The upheavals of the modern world broke many threads of tradition, but the shattering of this cosmos underlies it all. During the Copernican Revolution in the seventeenth century, the ethereal heavens were refigured as part of the same fabric of matter as lowly Earth. And the circles traced by the heavens, which seem to place us at the centre, were revealed to be an illusion caused by the spinning of our lonely planet. No wonder Nietzsche’s madman, who preached the death of God, spoke in a post-Copernican panic: “Are we not perpetually falling? Backward, sideward, forward, in all directions? Is there any up or down left? Do we not feel the breath of empty space?”

But what if this apparent catastrophe for the spiritual imagination is only part of the story? Writer Daniel Quinn speaks of a Great Forgetting at the roots of our civilisation: a forgetting of the fact that for most of our existence, humans lived as hunter-gatherers, foragers. We forget the impact of the transition to agriculture and cities. At the same time, we’re transfixed by the more recent transition to industry and the global village. We’re blind to the fact that in some senses we have more in common with pharaonic Egypt than we have with foraging.

Foragers are sensitive observers, and tell stories about the heavens they see. But they tend not to systematise them into a neat cosmos. Orientating themselves while travelling, landscape features such as rivers and hills form their waymarks. As anthropologist Hugh Brody noted, it’s ironic that settled civilisations (which often involve long migrations) have more need of the landscape-independent sky for orientation than nomadic foragers (who wander within an intimately known area).1 This contrast between different ways of navigating — one looking up, the other looking around — seems to be reflected in other aspects of life. Civilised religions tend to focus gravely on sky deities who send laws down from on high. But animistic foragers tend to see the world as a community of spirits, constantly negotiating with each other. Sometimes they joke about spirits, even make fun of their own beliefs.

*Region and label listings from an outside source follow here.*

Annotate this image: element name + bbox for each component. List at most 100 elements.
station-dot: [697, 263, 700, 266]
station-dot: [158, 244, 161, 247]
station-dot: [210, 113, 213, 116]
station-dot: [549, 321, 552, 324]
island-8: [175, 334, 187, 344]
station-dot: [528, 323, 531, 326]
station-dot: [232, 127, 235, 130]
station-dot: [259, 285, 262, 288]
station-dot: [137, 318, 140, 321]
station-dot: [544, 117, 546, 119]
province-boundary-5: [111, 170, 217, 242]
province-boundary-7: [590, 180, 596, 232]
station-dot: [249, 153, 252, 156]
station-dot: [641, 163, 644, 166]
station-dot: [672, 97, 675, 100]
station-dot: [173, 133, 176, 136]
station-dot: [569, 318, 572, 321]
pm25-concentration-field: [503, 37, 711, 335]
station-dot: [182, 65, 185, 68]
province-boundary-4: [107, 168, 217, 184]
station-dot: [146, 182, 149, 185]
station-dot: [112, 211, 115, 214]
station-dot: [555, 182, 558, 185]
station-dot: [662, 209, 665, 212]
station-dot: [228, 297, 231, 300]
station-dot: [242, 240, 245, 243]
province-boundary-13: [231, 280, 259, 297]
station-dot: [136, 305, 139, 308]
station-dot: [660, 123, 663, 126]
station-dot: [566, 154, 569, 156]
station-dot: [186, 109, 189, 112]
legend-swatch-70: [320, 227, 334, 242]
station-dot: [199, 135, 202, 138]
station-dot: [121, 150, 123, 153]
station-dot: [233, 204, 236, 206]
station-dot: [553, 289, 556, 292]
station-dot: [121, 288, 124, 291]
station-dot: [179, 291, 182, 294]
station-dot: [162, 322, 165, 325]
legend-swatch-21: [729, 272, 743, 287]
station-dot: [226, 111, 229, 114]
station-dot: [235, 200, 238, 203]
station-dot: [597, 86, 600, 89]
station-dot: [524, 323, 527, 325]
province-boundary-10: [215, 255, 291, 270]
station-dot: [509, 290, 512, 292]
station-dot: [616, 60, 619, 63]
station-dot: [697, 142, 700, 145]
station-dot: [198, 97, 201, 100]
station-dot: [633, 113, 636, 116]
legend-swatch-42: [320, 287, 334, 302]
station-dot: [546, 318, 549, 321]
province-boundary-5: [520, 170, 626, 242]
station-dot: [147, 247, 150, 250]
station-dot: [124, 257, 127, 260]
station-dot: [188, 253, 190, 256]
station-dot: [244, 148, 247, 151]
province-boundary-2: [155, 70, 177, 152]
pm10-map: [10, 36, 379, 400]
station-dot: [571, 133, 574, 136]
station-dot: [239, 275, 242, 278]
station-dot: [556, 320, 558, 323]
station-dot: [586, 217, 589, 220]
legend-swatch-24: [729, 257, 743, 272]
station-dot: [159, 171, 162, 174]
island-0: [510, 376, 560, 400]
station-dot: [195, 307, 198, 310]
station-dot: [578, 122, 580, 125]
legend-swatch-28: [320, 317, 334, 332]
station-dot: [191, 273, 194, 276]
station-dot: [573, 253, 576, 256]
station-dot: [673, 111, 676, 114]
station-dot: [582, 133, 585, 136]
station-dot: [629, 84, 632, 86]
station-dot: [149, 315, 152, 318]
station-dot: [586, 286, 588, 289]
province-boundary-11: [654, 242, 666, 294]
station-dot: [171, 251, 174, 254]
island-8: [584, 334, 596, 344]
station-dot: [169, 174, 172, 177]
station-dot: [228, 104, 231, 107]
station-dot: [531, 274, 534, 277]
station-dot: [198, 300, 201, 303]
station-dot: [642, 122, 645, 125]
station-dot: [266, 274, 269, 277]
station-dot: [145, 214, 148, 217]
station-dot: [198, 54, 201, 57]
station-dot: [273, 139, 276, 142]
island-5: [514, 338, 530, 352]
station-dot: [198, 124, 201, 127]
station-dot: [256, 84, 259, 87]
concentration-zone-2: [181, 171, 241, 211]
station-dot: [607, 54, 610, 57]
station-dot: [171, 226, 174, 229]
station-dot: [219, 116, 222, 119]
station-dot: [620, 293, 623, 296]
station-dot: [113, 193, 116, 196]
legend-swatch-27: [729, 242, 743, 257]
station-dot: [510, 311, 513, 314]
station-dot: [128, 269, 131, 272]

No coincidence, then, that hunter-gatherer societies are often strongly egalitarian. In the same way, it’s no coincidence that societies governed top-down by a monarch usually believe in an almighty God above. Often this situation is justified by an appeal to the primacy of the spirit. “Look above! Our society simply follows the pattern of the divine world!” Well, as William Burroughs once shrewdly noted, “all control systems claim to reflect the immutable laws of the universe”. There are sacred insights to be gained meditating on the natural patterns around us. And in the selective use of these patterns there are great excuses for all-too-human injustices. The separation of Heaven and Earth is a motif which forms the bedrock of many civilised creation myths. But viewed with the foragers on the other side of the Great Forgetting in mind, it looks very much like a coded veil for the relatively recent origins of a great split in society: between the haves above, and the have-nots below.

Venture capitalist Nick Hanauer recently wrote in a candid article addressed to his fellow billionaires, “The folks like us at the top have always told those at the bottom that our respective positions are righteous and good for all. Historically, we called that divine right. Today we have trickle-down economics.” Like pharaohs before them, our modern-day masters assure us that this is the way of the world. But it’s merely the way of a recently created world. And we are called to remember the cosmos we’ve forgotten: a world where our foundations are not in the stars above, and we are not beholden to overlords. A world where our foundations are in the places we walk through, and in each other.